Do these tomatoes look familiar to you guys?


I have to be honest - I didn't take that picture (although I did swipe it!).

That's the Wapsipinicon Peach tomato I provided for a few weeks - I think some of you got more than others, but you all got to try them.  It's the tomato name I could never pronounce, and the tomato you almost didn't get just because I didn't think they were good.  After the tomato plants got blown over (and ripped from the ground) by midsummer storms, these little guys started to appear but didn't look right.  They didn't have the usual "gloss" that you expect on tomatoes, and they were an odd size and not a perfectly round shape.  I seriously thought they were duds on a stressed plant!

Good thing my neighbor said he was going to try one, even though I was saying "no no, don't put that in your mouth - I think they're bad!"  And here The Kitchn blog is spotlighting them as a great tomato experience from this summer!

I'd seen the seeds listed for at least a few years now, but never had the nerve to take up garden space by ordering them.  This year I wanted something new, and ordered them from Totally Tomatoes, where I get a lot of my tomato seeds.  They have a surprisingly fresh and juicy taste to them, and according to Totally Tomatoes, they're "Named after the Wapsipinicon River in northeast Iowa.
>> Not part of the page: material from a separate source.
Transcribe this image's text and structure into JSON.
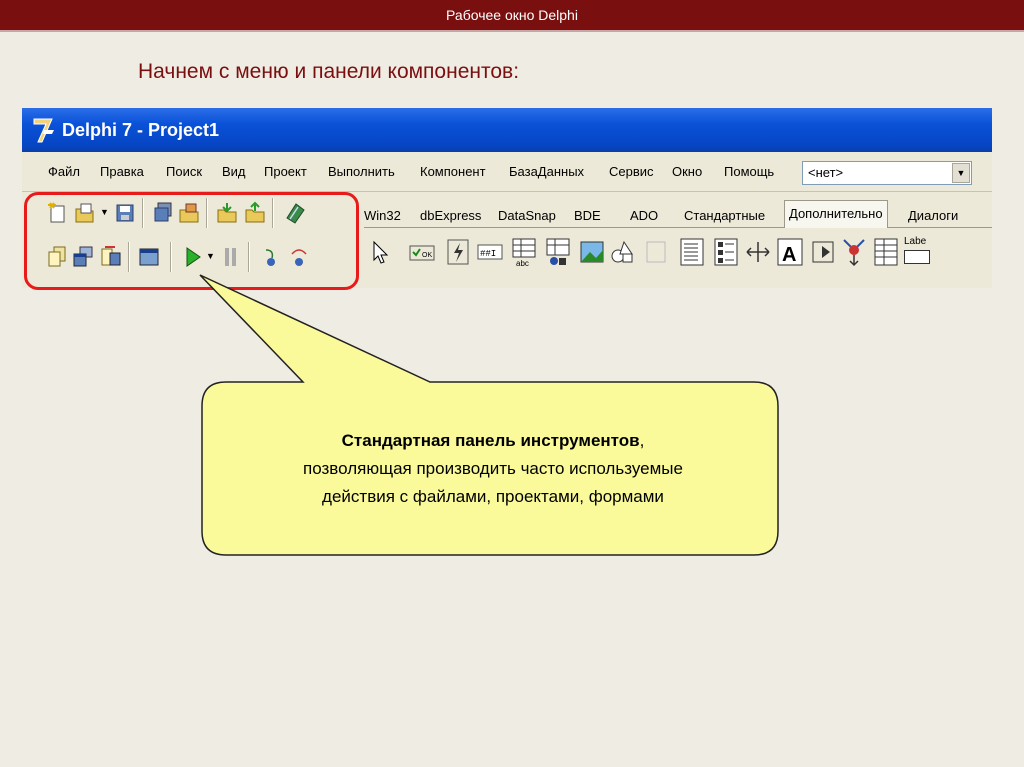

Heavy yielding."  That "heavy yielding" part would seem true - in a year where some of my plants didn't produce a single fruit that made it all the way through to ripening, this plant was a trooper.

Now that the weather's cooling off, the hours of daylight are shortening, and the annual tomato-plant diseases are wrecking havoc, these Wapsipinicon Peach tomatoes are fizzling out.  I doubt we'll have any more to harvest this season.  So what do you think - would they be worth growing again next year!?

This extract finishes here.